There is the slightest yearning in this nude, her arm
extended just beyond her head, grasping
space beyond the box, hoping
for beyond. For me,
when I can glimpse the corners of my life beyond
my captive self, I’m inclined to toss,
to turn, to rotate to the perpendicular,
to let my arms and legs propel me to beyond,
to unencumbered light that paints
away the darkness of this life, at times
too busy to see beyond.
Barbara Simmons grew up in Boston, now resides in San Jose, California –the two coasts inform her poetry.
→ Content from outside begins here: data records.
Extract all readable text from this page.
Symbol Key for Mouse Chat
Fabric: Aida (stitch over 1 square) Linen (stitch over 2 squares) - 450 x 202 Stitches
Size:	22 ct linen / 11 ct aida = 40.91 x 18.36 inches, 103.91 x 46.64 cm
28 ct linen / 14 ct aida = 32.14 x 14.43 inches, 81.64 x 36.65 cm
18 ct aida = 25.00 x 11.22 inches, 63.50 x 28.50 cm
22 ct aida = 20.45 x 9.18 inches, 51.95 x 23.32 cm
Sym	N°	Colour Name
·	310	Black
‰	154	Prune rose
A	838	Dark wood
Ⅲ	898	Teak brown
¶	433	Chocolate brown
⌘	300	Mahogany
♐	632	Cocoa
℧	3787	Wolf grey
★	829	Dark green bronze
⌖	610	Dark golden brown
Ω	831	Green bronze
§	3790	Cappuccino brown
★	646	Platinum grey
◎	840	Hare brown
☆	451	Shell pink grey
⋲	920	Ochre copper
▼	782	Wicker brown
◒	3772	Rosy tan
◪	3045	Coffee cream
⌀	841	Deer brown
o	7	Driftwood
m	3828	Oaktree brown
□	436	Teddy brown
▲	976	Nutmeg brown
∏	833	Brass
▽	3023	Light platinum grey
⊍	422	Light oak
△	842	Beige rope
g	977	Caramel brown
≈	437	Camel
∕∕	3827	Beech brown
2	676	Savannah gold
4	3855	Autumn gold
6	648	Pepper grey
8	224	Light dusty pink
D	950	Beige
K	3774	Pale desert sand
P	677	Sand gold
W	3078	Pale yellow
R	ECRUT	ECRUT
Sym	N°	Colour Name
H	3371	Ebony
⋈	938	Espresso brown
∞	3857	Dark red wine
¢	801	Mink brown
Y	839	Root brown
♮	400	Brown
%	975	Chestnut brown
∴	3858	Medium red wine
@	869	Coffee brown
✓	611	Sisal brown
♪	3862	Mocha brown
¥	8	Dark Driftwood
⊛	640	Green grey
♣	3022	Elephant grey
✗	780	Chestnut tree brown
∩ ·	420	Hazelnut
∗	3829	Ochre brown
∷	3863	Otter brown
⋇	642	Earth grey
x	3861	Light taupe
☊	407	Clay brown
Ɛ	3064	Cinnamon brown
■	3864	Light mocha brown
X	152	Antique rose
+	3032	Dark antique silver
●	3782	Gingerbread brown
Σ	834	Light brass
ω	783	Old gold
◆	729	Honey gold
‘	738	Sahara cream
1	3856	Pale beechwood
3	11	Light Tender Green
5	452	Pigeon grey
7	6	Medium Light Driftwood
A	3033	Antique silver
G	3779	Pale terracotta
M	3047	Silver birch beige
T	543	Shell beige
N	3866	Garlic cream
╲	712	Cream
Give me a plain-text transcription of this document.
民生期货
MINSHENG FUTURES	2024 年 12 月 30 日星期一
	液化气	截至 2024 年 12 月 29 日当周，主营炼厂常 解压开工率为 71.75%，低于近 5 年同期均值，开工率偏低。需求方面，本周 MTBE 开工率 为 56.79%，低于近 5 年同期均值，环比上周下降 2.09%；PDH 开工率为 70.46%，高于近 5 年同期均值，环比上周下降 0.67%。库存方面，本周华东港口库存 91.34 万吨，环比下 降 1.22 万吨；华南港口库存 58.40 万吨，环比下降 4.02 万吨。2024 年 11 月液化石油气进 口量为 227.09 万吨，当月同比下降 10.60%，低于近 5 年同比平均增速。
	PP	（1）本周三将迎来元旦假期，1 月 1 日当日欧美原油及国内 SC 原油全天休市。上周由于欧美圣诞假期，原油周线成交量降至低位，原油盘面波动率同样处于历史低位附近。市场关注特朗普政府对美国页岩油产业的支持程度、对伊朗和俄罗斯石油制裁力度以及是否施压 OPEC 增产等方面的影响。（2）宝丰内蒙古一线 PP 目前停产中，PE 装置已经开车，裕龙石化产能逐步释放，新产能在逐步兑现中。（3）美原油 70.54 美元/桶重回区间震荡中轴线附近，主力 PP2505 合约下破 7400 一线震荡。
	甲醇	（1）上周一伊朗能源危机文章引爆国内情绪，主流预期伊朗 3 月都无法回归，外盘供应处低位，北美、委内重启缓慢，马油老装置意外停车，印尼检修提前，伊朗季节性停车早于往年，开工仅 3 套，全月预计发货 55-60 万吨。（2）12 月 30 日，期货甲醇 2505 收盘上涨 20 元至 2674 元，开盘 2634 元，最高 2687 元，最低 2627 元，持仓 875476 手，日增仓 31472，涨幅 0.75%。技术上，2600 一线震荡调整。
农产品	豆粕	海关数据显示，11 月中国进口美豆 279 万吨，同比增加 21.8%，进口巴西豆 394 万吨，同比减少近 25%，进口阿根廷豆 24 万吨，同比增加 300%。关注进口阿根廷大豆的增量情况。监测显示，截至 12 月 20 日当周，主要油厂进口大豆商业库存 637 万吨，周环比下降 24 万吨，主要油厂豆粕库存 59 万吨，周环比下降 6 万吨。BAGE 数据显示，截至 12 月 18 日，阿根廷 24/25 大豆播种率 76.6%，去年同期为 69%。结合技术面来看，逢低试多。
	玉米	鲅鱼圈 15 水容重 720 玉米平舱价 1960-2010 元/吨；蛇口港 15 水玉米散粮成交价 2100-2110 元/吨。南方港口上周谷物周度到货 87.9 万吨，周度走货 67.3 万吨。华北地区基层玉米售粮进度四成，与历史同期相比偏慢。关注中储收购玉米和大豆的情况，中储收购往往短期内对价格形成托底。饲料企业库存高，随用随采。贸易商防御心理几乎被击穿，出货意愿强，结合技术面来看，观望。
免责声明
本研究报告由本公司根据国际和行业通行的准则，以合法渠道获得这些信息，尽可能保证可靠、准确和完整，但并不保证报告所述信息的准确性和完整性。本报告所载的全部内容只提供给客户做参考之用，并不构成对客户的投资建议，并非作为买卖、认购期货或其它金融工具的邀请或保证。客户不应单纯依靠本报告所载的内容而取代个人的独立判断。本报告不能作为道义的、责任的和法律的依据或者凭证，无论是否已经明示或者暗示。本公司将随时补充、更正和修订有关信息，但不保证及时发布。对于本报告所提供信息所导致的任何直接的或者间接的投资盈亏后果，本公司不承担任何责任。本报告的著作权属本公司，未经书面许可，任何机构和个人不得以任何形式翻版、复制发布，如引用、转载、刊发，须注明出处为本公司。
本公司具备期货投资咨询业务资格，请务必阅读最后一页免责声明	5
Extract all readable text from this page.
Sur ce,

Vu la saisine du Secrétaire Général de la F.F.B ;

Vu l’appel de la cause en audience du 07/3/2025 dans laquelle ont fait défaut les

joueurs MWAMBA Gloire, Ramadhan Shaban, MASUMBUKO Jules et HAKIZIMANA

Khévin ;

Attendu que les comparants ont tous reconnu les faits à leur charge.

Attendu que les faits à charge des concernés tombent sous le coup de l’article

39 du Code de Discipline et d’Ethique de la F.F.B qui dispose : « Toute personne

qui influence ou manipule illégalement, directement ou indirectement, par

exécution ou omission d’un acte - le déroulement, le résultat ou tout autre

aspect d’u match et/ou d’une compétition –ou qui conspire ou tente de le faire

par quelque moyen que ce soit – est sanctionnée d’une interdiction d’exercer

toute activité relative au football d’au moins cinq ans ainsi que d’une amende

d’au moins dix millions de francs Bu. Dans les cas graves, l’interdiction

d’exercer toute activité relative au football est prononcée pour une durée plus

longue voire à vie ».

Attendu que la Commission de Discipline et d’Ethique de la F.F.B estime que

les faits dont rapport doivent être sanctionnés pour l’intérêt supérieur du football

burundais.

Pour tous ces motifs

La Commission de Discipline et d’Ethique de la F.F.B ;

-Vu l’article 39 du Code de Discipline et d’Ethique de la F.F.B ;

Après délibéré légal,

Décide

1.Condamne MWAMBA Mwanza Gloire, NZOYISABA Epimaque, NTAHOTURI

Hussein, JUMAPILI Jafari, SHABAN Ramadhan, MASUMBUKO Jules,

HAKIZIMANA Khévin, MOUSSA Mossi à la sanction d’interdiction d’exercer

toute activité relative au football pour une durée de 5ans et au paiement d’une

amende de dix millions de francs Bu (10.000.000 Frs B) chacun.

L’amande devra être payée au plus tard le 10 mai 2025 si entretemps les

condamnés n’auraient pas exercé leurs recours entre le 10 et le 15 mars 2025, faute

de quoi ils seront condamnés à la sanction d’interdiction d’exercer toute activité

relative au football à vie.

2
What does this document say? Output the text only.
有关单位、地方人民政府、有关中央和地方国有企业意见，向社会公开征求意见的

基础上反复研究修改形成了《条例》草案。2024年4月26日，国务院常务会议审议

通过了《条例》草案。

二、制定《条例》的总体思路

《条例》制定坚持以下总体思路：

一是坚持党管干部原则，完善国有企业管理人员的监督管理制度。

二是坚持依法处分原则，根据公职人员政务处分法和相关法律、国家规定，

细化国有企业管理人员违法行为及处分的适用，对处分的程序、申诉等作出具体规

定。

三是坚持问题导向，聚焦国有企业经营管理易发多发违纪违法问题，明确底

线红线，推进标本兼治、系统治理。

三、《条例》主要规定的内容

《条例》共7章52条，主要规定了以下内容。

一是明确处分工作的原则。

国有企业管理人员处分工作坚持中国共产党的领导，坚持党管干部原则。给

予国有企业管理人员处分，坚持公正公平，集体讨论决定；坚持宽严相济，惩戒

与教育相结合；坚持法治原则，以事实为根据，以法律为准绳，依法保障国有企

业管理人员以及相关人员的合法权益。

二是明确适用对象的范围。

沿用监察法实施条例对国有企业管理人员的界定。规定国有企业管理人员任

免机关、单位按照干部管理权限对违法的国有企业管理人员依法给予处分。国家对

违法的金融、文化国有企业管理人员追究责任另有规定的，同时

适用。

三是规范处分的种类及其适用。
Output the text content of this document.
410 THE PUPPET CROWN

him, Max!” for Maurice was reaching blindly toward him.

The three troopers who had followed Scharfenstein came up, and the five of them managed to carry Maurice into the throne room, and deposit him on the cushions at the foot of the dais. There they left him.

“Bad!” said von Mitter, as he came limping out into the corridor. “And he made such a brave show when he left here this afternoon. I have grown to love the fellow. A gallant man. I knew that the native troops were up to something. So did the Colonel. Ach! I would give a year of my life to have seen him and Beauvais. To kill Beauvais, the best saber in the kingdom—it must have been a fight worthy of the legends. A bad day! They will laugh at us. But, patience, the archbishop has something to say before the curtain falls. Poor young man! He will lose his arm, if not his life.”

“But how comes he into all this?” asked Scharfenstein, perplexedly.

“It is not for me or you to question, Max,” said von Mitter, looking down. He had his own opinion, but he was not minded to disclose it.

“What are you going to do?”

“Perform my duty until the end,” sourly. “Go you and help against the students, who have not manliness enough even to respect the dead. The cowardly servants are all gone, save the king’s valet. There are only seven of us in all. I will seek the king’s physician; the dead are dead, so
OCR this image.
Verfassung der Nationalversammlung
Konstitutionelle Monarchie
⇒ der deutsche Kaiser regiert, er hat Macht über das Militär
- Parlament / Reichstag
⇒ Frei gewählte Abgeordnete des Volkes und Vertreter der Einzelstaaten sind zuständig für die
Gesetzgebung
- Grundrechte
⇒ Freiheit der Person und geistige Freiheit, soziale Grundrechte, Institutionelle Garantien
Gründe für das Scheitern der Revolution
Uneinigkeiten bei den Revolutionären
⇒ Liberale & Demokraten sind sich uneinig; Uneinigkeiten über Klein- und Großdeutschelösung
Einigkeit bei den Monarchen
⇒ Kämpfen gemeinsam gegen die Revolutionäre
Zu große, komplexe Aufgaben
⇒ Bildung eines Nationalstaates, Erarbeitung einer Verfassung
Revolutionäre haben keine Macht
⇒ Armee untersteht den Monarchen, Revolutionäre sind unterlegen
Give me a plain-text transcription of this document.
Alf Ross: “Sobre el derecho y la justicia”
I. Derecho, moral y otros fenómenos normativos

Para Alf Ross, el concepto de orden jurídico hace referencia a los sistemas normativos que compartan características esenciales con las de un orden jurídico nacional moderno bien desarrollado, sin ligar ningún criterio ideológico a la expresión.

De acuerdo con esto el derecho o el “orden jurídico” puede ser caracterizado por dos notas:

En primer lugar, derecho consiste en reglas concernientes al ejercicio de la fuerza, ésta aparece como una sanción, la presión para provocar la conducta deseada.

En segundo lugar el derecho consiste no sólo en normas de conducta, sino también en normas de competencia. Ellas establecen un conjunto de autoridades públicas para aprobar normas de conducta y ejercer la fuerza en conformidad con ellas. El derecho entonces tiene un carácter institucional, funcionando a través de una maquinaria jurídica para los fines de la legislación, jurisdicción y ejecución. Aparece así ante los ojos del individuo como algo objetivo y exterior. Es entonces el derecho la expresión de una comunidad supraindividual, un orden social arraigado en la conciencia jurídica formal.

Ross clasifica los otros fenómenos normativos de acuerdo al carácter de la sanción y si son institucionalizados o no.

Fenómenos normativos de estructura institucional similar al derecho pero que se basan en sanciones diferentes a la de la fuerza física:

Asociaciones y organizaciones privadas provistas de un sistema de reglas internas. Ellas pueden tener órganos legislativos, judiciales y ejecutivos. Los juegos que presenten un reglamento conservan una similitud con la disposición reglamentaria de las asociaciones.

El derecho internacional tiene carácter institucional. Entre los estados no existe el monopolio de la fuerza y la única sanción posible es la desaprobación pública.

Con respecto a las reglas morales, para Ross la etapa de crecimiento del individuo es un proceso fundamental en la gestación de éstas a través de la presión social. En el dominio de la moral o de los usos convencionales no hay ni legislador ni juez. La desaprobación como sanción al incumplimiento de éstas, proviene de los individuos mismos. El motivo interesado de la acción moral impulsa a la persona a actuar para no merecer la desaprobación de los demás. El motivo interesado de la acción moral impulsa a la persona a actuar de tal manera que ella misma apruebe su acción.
A graduate of Wellesley, she received an MA in The Writing Seminars from Johns Hopkins. As a secondary school English teacher, she loved working with students who inspired her to think about the many ways we communicate. Retired, she savors smaller parts of life and language, exploring words as ways to remember, envision, celebrate, mourn, always trying to understand more about human-ity. Publications have included, among others, The Quince, Santa Clara Review, Hartskill Review, Boston Accent, NewVerse News, Soul-Lit, 300 Days of Sun, Writing it Real, Capsule Stories: Isolation Edition, & OASIS.